Sedang mereka yang mengharamkan berdalil denda semacam ini mirip dengan riba jahiliyah (riba nasi’ah), yaitu tambahan dari hhutang yang muncul karena faktor waktu/penundaan. Padahal justru riba inilah yang diharamkan saat Al-Qur’an turun (QS Al-Baqarah : 275). Maka apapun namanya, ia tetap riba, baik diambil dari orang yang mampu atau tidak, baik disyaratkan di awal akad atau tidak. (Abdullah Mushlih & Shalah Shawi, ibid., hal. 338).

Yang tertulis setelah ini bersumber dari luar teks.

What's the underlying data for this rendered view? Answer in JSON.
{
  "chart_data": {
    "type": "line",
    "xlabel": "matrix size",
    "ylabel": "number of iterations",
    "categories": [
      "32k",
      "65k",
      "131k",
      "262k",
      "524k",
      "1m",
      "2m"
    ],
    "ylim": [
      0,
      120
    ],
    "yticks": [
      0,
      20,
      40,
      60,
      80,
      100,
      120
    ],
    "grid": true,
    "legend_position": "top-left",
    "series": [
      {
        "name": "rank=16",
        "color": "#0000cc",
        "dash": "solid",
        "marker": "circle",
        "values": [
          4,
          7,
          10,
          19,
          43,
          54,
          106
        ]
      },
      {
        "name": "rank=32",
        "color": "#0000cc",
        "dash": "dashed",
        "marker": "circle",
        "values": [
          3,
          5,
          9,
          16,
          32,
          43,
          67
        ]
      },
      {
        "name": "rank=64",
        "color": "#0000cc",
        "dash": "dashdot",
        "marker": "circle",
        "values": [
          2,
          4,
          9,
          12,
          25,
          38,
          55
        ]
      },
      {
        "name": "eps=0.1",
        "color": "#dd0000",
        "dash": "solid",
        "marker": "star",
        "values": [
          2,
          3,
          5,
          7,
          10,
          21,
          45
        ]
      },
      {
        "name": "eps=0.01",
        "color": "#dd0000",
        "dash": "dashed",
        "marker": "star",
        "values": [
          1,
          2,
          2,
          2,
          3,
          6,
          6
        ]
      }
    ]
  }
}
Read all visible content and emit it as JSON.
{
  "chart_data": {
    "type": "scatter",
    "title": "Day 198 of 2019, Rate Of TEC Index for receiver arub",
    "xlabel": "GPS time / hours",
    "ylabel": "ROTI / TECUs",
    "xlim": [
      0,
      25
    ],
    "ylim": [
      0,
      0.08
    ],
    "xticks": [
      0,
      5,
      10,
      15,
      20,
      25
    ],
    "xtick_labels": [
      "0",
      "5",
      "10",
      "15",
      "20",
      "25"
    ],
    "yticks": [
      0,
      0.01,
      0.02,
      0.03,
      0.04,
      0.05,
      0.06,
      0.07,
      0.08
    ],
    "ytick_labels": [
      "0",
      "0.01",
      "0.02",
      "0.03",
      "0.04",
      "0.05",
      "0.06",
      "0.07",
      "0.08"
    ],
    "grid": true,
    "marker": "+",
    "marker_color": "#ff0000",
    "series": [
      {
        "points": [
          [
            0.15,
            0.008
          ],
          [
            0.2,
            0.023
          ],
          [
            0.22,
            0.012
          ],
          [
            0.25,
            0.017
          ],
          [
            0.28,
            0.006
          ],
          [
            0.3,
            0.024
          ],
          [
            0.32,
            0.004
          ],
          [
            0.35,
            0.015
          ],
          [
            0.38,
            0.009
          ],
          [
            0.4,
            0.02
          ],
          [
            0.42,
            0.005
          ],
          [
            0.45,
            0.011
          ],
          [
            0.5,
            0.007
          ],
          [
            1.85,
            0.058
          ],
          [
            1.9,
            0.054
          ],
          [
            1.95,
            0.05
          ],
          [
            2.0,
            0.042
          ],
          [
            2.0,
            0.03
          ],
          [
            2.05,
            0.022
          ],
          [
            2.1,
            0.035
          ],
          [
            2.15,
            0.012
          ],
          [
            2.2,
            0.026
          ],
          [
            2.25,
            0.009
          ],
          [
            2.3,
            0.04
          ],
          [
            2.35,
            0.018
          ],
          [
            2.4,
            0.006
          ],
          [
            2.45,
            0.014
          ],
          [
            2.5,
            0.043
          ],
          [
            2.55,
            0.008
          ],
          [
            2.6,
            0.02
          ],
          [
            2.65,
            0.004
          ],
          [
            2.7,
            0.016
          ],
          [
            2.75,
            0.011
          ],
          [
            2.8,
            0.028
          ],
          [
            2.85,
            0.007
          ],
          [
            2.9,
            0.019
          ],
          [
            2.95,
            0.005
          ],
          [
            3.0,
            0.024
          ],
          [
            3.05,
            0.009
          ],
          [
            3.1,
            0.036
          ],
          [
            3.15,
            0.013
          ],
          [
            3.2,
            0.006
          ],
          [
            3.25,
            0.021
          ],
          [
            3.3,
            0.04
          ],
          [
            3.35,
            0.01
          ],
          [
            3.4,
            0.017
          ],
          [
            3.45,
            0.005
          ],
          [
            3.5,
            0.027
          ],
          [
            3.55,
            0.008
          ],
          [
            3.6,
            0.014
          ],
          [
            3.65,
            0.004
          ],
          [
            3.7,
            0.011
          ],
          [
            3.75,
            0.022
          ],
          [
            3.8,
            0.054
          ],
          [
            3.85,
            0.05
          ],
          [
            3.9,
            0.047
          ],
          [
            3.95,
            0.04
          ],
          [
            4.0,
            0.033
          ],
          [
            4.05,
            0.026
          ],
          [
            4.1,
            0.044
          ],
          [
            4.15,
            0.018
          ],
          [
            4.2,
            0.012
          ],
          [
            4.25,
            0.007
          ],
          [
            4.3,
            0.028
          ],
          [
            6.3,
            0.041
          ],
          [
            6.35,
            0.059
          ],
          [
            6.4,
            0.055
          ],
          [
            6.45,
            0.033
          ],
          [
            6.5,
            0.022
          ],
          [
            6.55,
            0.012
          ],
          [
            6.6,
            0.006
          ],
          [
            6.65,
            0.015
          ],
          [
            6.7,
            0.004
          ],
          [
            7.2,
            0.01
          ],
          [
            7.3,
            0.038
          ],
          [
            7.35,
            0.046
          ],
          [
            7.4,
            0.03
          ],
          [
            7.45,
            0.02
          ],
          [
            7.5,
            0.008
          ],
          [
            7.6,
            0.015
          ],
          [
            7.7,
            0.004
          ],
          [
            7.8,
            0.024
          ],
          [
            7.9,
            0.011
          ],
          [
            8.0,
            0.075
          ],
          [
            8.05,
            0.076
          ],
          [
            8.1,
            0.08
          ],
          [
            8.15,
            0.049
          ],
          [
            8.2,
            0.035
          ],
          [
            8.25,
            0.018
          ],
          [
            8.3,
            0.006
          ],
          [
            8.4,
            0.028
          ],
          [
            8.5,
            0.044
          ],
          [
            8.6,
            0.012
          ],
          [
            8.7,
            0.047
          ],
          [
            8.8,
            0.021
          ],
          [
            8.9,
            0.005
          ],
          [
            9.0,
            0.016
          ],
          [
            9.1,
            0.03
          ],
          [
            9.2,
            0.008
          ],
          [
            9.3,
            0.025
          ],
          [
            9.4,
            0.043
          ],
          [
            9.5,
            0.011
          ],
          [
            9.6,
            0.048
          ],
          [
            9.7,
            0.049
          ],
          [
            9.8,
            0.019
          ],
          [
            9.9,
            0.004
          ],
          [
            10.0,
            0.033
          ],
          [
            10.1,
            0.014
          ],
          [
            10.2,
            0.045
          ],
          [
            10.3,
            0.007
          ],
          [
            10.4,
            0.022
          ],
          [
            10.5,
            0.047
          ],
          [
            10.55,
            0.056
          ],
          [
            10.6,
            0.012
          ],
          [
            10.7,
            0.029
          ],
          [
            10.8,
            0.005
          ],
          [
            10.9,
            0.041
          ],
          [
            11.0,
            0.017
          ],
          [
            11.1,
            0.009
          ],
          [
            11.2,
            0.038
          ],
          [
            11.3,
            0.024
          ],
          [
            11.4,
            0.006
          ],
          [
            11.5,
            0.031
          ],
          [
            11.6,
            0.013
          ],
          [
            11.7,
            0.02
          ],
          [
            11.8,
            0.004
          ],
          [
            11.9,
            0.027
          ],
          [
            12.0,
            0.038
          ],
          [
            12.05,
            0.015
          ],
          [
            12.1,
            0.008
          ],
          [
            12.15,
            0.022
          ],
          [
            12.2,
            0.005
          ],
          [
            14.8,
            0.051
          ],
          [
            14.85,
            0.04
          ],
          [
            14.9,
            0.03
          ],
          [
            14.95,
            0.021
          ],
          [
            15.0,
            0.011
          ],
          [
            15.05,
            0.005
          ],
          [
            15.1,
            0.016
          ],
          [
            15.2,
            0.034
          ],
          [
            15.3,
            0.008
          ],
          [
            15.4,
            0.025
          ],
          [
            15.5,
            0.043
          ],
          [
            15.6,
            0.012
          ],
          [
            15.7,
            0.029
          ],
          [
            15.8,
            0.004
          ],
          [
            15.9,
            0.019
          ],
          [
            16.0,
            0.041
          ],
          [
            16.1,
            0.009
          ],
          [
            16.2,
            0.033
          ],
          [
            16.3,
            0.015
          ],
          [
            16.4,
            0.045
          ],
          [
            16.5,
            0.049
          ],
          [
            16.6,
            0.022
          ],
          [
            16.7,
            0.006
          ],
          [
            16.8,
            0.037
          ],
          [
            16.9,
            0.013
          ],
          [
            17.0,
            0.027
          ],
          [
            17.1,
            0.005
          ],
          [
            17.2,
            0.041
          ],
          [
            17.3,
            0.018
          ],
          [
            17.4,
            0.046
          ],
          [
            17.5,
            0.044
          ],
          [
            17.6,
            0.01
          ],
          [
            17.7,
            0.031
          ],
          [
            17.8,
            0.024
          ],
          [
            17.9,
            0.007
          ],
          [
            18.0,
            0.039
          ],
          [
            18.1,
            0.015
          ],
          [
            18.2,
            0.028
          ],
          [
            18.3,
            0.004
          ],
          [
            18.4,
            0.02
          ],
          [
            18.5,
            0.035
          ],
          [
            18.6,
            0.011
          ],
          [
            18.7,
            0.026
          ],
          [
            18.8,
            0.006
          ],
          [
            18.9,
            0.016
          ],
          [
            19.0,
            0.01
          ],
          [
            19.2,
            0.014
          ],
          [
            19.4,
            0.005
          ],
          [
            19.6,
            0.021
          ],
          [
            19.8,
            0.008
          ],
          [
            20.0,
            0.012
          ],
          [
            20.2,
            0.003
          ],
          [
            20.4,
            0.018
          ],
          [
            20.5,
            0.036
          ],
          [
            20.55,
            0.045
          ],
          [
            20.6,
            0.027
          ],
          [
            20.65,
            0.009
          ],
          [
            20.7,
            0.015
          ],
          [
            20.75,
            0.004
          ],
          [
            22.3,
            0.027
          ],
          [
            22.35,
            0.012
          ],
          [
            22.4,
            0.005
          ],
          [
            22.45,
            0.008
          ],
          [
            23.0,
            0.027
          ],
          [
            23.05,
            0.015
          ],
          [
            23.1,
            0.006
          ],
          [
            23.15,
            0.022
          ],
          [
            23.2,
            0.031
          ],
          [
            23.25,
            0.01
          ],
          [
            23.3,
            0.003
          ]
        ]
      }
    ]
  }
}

Pendapat yang rajih adalah yang mengharamkan. Alasannya : Pertama, meski orang mampu yang menunda pembayaran hutang layak dihukum, tapi tak pernah ada sepanjang sejarah Islam seorang pun qadhi (hakim) atau fuqaha yang menjatuhkan hukuman denda. Padahal kasus semacam ini banyak sekali terjadi di berbagi kota di negeri-negeri Islam. Jumhur fuqaha berpendapat hukumannya adalah ta’zir, yaitu ditahan (al-habs) meski sebenarnya boleh saja bentuk ta’zir lainnya. (Abdullah Mushlih & Shalah Shawi, ibid., hal. 338; Ali As-Salus, ibid., hal. 449).
Hal itu karena sudah maklum bahwa pemberi hutang hanya berhak atas sejumlah uang yang dipinjamkannya, tidak lebih. Baik ia mendapatkannya tepat pada waktunya atau setelah terjadi penundaan. Tambahan berapa pun yang diambilnya sebagai kompensasi dari penundaan pembayaran tiada lain adalah riba yang diharamkan. (Ali As-Salus, ibid., hal. 449).
Kedua, denda karena terlambat membayar hutang mirip dengan riba, maka denda ini dihukumi sama dengan riba sehingga haram diambil. Kaidah fiqih menyebutkan : Maa qaaraba al-syai’a u’thiya hukmuhu (Apa saja yang mendekati/mirip dengan sesuatu, dihukumi sama dengan sesuatu itu). (M. Shidqi Burnu, Mausu’ah al-Qawa’id Al-Fiqhiyah, 9/252).
          Kesimpulannya, menjatuhkan denda karena terlambat membayar hutang atau angsuran hutang hukumnya haram karena termasuk riba. Wallahu a’lam.